Nesse período, nos organizamos em diferentes iniciativas: algumas que já existiam nos territórios, outras que passaram a existir: movimentos sociais, fóruns, colônias e associações de pescadores, associações de moradores, de comerciantes, de artesãos, etc. Organizamos, inclusive, Comissões Locais de Atingidos, por toda a bacia do Rio Doce.

Por meio do trabalho dedicado dessas organizações, realizamos reuniões locais para levar informações confiáveis e levantar demandas, participamos de encontros do Comitê Interfederativo (CIF), de Câmaras Técnicas e de agendas com instituições de justiça.

Neste longo processo, alcançamos o reconhecimento das nossas comunidades que, a duras penas, sempre buscaram um acesso efetivo à reparação dos seus direitos violados, seja participando de reuniões, organizando as demandas dos atingidos ou protestando e nos manifestando publicamente. Este reconhecimento não tem preço e é em respeito a ele que apresentamos as seguintes considerações:

a) Nestes mais cinco anos, muitas críticas foram feitas ao método empregado para o pagamento das indenizações. Neste sentido, o Sistema Simplificado instituído pela 12ª Vara Federal é fruto de uma luta feita por milhares de pessoas desde o rompimento. As decisões judiciais divulgadas desde agosto de 2020 permitiram que cerca de 11 mil pessoas tenham algum recurso para enfrentar os desafios que o crime nos impõe. Ele é fruto da pressão popular combinada com a atuação das instituições que deram força e base àqueles que, finalmente, tiveram o seu direito a indenização reconhecido.
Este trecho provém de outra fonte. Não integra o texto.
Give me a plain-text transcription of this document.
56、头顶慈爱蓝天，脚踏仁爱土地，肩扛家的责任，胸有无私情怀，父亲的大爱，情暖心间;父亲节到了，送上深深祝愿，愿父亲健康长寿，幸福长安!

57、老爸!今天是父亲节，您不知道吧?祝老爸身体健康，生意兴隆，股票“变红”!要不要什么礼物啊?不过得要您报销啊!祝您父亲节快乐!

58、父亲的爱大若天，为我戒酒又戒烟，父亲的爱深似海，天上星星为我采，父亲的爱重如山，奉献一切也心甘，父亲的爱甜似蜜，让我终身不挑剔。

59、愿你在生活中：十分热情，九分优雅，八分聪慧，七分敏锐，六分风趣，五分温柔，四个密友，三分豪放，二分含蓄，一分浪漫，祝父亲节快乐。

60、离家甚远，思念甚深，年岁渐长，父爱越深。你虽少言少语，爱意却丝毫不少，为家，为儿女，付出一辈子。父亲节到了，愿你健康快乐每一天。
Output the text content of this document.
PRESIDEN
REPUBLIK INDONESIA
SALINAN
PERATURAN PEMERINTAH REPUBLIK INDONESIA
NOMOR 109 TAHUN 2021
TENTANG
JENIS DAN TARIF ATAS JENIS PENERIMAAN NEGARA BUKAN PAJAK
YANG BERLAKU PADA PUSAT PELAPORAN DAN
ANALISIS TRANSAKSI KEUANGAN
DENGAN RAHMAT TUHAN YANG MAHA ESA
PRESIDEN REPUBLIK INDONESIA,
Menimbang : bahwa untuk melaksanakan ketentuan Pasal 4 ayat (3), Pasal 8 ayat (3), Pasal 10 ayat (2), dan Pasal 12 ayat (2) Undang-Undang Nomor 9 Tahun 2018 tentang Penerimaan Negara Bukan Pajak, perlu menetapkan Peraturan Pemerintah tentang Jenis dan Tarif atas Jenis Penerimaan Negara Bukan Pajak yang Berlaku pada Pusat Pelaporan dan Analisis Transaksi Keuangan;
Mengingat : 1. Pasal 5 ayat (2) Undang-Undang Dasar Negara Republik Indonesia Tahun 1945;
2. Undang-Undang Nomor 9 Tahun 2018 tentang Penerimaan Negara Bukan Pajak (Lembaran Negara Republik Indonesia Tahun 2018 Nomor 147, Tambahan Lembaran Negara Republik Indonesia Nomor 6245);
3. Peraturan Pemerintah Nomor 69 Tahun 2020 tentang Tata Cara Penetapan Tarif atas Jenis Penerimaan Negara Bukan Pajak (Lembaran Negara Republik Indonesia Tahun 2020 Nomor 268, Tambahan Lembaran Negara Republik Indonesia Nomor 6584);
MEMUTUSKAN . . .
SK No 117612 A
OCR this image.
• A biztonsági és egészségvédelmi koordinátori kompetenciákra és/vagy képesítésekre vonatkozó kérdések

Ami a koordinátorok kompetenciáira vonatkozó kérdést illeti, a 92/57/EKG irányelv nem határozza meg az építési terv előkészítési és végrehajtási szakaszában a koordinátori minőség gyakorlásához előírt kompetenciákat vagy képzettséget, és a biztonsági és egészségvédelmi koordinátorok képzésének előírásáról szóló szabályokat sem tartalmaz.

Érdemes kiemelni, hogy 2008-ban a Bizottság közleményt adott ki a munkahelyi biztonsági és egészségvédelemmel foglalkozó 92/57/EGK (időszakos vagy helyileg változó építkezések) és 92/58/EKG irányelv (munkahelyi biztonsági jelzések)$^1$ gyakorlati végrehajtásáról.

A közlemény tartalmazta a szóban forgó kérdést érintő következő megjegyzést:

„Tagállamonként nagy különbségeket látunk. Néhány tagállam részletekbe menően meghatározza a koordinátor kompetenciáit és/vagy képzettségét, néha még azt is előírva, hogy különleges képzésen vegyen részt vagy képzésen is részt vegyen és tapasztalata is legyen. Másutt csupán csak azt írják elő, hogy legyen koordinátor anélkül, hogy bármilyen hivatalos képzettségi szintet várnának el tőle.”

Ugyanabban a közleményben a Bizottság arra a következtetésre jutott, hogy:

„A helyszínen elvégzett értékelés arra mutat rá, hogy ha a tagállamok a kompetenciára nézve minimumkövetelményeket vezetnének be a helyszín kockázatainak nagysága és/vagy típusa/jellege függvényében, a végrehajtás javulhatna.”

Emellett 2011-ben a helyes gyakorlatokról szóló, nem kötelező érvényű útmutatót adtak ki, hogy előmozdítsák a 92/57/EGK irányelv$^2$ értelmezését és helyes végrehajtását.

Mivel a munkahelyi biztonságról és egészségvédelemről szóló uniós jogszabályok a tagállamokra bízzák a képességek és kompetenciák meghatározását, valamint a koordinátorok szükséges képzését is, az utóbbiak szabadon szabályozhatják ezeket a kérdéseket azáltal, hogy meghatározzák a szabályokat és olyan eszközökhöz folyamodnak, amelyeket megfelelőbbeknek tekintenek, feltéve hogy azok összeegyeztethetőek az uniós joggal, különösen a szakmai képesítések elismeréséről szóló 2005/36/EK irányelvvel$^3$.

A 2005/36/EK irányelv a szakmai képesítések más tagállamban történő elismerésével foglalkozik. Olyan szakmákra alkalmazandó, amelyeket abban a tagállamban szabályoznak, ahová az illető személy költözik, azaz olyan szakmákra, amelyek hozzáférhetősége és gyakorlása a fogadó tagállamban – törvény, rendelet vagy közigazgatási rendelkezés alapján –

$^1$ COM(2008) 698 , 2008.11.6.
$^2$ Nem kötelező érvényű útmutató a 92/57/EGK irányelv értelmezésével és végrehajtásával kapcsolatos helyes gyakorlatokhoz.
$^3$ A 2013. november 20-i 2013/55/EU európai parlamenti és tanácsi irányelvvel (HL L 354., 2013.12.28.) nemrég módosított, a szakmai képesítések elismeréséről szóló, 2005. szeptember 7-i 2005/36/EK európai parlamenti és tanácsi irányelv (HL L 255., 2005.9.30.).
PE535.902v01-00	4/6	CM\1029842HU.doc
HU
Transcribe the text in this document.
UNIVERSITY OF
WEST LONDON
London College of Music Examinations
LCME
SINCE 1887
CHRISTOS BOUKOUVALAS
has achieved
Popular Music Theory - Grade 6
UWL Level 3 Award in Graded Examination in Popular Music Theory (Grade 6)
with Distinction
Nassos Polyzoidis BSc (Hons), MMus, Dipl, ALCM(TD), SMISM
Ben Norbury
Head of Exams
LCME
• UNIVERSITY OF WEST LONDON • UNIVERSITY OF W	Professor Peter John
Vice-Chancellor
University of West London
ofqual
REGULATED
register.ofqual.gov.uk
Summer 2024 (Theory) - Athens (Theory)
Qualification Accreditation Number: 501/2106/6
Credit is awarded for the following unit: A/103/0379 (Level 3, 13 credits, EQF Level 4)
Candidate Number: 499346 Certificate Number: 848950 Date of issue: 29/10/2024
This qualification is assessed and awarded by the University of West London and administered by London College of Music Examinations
b)  Por outro lado, é importante ressaltar que a forma de implementação deste sistema não tornou mais simples o acesso ao direito. Infelizmente, assistimos nos nossos territórios o direito à indenização justa ser transformado em um verdadeiro “mercado da indenização”, onde advogados particulares se organizam para captar clientes disputando um protagonismo no processo reparatório. Desta forma, não só rivalizam com as organizações já existentes, como desorganizam todo o trabalho realizado, registrado e reconhecido dentro de todo o processo judicial do Rio Doce durante vários anos.

c) Qual escolha existe, frente ao assédio dos advogados, em um contexto de pandemia e aumento da pobreza em um país com crescente desemprego, em uma região que perdeu o Rio Doce como fonte de trabalho seguro, pois até o auxílio emergencial dos atingidos está sendo cortado?

Apesar da propaganda de “facultativa”, a adesão ao novo sistema não é exatamente opcional. Os escritórios do Programa de Indenização Mediada (PIM) da Fundação Renova não estão funcionando há meses e não oferecem atendimento remoto. Ou esperamos o PIM reabrir ou aderimos agora ao Novel, assinamos a quitação final e ficamos submetidos a este “comércio de indenizações” instalado na Bacia do Rio Doce.

Tudo isso em um contexto de pandemia, em que as Comissões originais, em respeito às autoridades de saúde, não realizam presencialmente reuniões e assembleias. Neste sentido, a ausência de reuniões abertas na comunidade, seja para discutir as matrizes de danos apresentadas pelos advogados no NOVEL, seja uma possível “repactuação no Rio Doce” só consolidam o que já é uma tradição: falta de acesso à informação nas comunidades e a ausência de participação qualificada nos processos decisórios.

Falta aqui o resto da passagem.